Through this research, I find that it is practical to use p-Median model to solve allocation porblems of clinics. The results is consistent with what I expected. According to the results, When p is equal to 5, the model is most effective in Erie county. Comparing the three attempts, the third result can better meet both benefits and fairness when we force to select the four tracts which contain fixed clinics and consider there is no fixed clinics. To sum up, the optimal locations are around Buffalo downtown and in the suburbs where most of residents live.

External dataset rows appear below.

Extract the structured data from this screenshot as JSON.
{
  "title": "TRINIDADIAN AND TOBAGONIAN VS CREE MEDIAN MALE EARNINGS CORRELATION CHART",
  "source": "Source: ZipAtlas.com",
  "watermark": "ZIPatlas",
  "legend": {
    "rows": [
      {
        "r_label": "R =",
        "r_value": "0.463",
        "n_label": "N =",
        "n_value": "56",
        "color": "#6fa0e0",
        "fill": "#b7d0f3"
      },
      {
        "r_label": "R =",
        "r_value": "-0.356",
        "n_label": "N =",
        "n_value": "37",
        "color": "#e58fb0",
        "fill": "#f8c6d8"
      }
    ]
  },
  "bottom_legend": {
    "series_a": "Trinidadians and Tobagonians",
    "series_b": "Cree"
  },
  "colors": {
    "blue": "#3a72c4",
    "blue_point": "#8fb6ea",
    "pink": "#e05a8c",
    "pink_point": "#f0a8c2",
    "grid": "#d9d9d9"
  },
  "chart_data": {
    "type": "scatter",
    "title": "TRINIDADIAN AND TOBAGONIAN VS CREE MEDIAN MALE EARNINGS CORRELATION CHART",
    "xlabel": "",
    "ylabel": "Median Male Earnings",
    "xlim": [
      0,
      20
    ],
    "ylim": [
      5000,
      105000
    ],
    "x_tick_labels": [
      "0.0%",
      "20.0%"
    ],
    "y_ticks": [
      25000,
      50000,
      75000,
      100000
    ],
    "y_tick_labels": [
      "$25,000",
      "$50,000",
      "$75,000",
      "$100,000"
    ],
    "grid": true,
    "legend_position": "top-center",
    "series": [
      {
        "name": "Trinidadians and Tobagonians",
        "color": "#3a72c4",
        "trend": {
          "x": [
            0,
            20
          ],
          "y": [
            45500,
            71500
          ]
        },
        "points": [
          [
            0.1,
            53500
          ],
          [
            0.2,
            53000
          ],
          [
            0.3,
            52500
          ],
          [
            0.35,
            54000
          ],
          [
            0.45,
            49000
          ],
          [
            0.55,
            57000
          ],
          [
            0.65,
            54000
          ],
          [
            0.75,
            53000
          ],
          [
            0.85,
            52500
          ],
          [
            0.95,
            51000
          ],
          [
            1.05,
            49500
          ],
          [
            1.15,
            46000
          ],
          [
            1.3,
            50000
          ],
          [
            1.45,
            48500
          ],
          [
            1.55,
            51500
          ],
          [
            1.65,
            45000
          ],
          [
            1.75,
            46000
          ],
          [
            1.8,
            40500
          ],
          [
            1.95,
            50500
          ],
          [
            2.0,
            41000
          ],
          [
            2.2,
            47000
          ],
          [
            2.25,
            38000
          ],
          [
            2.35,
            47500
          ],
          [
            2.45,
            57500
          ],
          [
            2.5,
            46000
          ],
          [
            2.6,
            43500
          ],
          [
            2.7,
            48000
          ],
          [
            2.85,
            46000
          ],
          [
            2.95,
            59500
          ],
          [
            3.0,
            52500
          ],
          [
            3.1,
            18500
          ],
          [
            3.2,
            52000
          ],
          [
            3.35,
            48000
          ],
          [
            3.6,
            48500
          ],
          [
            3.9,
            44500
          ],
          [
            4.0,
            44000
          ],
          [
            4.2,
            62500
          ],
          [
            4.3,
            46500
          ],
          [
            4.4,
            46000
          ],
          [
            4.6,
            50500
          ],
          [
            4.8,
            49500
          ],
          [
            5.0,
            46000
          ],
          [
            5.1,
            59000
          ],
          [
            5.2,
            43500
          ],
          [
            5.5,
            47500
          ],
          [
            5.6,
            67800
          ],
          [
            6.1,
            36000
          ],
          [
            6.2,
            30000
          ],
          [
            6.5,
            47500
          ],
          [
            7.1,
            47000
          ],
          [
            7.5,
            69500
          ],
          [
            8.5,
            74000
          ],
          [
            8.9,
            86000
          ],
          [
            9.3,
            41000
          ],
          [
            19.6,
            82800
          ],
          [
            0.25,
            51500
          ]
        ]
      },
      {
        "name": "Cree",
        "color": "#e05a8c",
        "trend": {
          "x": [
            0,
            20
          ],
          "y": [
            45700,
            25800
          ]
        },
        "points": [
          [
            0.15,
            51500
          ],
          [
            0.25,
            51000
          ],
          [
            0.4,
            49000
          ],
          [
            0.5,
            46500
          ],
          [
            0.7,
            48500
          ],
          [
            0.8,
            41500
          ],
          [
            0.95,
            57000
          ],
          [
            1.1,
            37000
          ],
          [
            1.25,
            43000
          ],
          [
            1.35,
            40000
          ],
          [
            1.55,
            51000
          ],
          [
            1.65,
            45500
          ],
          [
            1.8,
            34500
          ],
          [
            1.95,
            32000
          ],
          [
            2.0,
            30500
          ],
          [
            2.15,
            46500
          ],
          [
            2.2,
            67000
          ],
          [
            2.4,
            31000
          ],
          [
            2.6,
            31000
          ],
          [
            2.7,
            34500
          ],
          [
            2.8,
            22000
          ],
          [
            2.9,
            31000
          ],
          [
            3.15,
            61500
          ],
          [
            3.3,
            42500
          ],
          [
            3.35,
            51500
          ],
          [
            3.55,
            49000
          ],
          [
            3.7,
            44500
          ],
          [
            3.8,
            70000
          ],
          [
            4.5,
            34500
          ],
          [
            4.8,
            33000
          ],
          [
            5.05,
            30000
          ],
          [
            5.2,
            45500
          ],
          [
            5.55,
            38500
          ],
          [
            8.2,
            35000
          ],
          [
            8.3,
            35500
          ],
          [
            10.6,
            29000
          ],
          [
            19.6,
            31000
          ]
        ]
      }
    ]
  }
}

Although p-Median problem is suitable for this research, there are still some problems. First, the areas of tracts are different, and it is not resonable to use tract as a unit area. In addition, considering travel time or travel distance from tracts to fixed clinics as a factor will make this study more reasonable. But I did not find a suitable method in R to calculate travel time. Also, the health care system is very complex including hospitals, nursing Homes, diagnostic and Treatment Centern and so on. Different type of facility may be affected by different factors. More detailed studies are needed. Last but not least, even though the locations of fixed clinics are acquired from official website, the real facts may be more complicated.

References

  1. Q.Peng, H.Afshari(2014) Challenges and Solutions for Location of Healthcare Facilities. Ind Eng Manage 3:127. doi:10.4172/2169-0316.1000127
  2. D.Isaksson, P.Blomqvist, U.Winblad(2016)Free establishment of primary health care providers: effects on geographical equity. BMC Health Services Research 16:28. doi:10.1186/s12913-016-1259-z.
  3. Yantzi N, Rosenberg MW, Burke SO, Harrison MB(2001)The impacts of distance to hospital on families with a child with a chronic condition. Soc Sci Med 52: 1777-1791.
  4. Pons PT, Haukoos JS, Bludworth W, Cribley T, Pons KA, et al(2005)Paramedic response time: does it affect patient survival? Acad Emerg Med 12: 594-600.
  5. S. L. Hakimi(1964)Optimization Locations of Switching Centers and the Absolute Centers and Medians of a Graph,Operations Research 12(3): 450-459. doi:10.1287/opre.12.3.450
  6. F. Ndiaye, B. Ndiaye and I. Ly(2012) Application of the p-Median Problem in School Allocation. American Journal of Operations Research 2(2): 253-259. doi: 10.4236/ajor.2012.22030
  7. D.Willer(1990)A Spatial Decision Support Systemfor Bank Location: A Case Study.NCGIA Technical Report,90(9).
  8. M. R. Nooradelena and A. G. Noraida, “An Application of the p-Median Problem with Uncertainty in demand in Emergency Medical Services,” Proceedings of the 2nd IMT-GT Regional Conference on Mathematics, Statistics and Applications, Universiti Sains Malaysia, Penang, 13-15 June 2006.